The heteroscedastic extreme-value (HEV) model (Bhat, 1995) allows the random components of the utility function to be nonidentical. Specifically, the HEV model assumes independent but nonidentical error terms distributed with the Type I extreme-value distribution. The HEV model allows the variances of the random components of utility to differ across alternatives. Bhat (1995) argues that the HEV model does not have the IIA property. The HEV model contains the conditional logit model as a special case. The probability that an individual $i$ will choose alternative $j$ from the set $C_{i}$ of available alternatives is

\[  P_{i}(j) = \int _{-\infty }^{\infty }\prod _{k\in C_{i},k\ne j} \Gamma \left[\frac{\mathbf{x}_{ij}\bbeta - \mathbf{x}_{ik}\bbeta + \theta _{j}w}{\theta _{k}}\right]\gamma (w)dw  \]

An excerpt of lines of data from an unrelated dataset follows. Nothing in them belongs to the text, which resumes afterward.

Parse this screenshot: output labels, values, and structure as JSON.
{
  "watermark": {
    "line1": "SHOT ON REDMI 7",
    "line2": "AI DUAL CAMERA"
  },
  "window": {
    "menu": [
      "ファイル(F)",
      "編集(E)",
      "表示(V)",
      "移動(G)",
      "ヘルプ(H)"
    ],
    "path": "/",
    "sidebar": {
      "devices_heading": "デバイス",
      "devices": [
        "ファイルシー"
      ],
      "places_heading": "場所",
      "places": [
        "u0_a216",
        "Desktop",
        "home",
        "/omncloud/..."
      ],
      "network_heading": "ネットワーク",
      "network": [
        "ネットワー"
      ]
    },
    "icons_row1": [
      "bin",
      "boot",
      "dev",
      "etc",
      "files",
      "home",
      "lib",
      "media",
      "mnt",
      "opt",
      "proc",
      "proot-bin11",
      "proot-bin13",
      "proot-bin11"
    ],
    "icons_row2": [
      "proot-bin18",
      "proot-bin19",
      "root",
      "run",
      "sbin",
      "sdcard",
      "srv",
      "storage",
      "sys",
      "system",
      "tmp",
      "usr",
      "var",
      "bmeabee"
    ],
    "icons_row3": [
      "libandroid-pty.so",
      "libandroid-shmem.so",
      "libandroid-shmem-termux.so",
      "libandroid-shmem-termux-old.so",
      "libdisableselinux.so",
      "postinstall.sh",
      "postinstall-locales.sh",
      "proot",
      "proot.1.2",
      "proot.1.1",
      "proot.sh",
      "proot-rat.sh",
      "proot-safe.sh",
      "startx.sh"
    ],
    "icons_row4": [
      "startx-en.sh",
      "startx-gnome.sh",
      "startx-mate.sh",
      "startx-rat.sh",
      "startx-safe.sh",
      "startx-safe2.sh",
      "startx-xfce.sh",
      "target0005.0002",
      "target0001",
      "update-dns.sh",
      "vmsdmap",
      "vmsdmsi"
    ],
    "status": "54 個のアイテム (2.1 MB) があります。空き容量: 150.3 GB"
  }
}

where the choice set $C_{i}$ has $n_{i}$ elements and

\[  \Gamma (x) = \exp (-\exp (-x))  \]
\[  \gamma (x) = \exp (-x)\Gamma (x)  \]

are the cumulative distribution function and probability density function of the Type I extreme-value distribution. The variance of the error term for the $j$th alternative is $\frac{1}{6}\pi ^{2}\theta _{j}^{2}$. If the scale parameters, $\theta _{j}$, of the random components of utility of all alternatives are equal, then this choice probability is the same as that of the conditional logit model. The log-likelihood function of the HEV model can be written as

\[  \mathcal{L} = \sum _{i=1}^{N}\sum _{j \in C_ i}d_{ij}\ln [P_{i}(j)]  \]

where

\[  d_{ij} = \left\{  \begin{array}{cl} 1 &  \mr {if \;  individual} \;  i \;  \mr {chooses \;  alternative} \;  j \\ 0 &  \mr {otherwise} \end{array} \right.  \]

Since the log-likelihood function contains an improper integral function, it is computationally difficult to get a stable estimate. With the transformation $u=\exp (-w)$, the probability can be written

\begin{eqnarray*}  P_{i}(j) &  = &  \int _{0}^{\infty }\Pi _{k\in C_{i},k\ne j} \Gamma \left[\frac{\mathbf{x}_{ij}\bbeta - \mathbf{x}_{ik}\bbeta - \theta _{j}\ln (u)}{\theta _{k}}\right]\exp (-u)du \\ &  = &  \int _{0}^{\infty }G_{ij}(u)\exp (-u)du \end{eqnarray*}

Using the Gauss-Laguerre weight function, $W(x)=\exp (-u)$, the integration of the log-likelihood function can be replaced with a summation as follows:

\[  \int _{0}^{\infty }G_{ij}(u)\exp (-u)du = \sum _{k=1}^{K}w_{k}G_{ij}(x_{k})  \]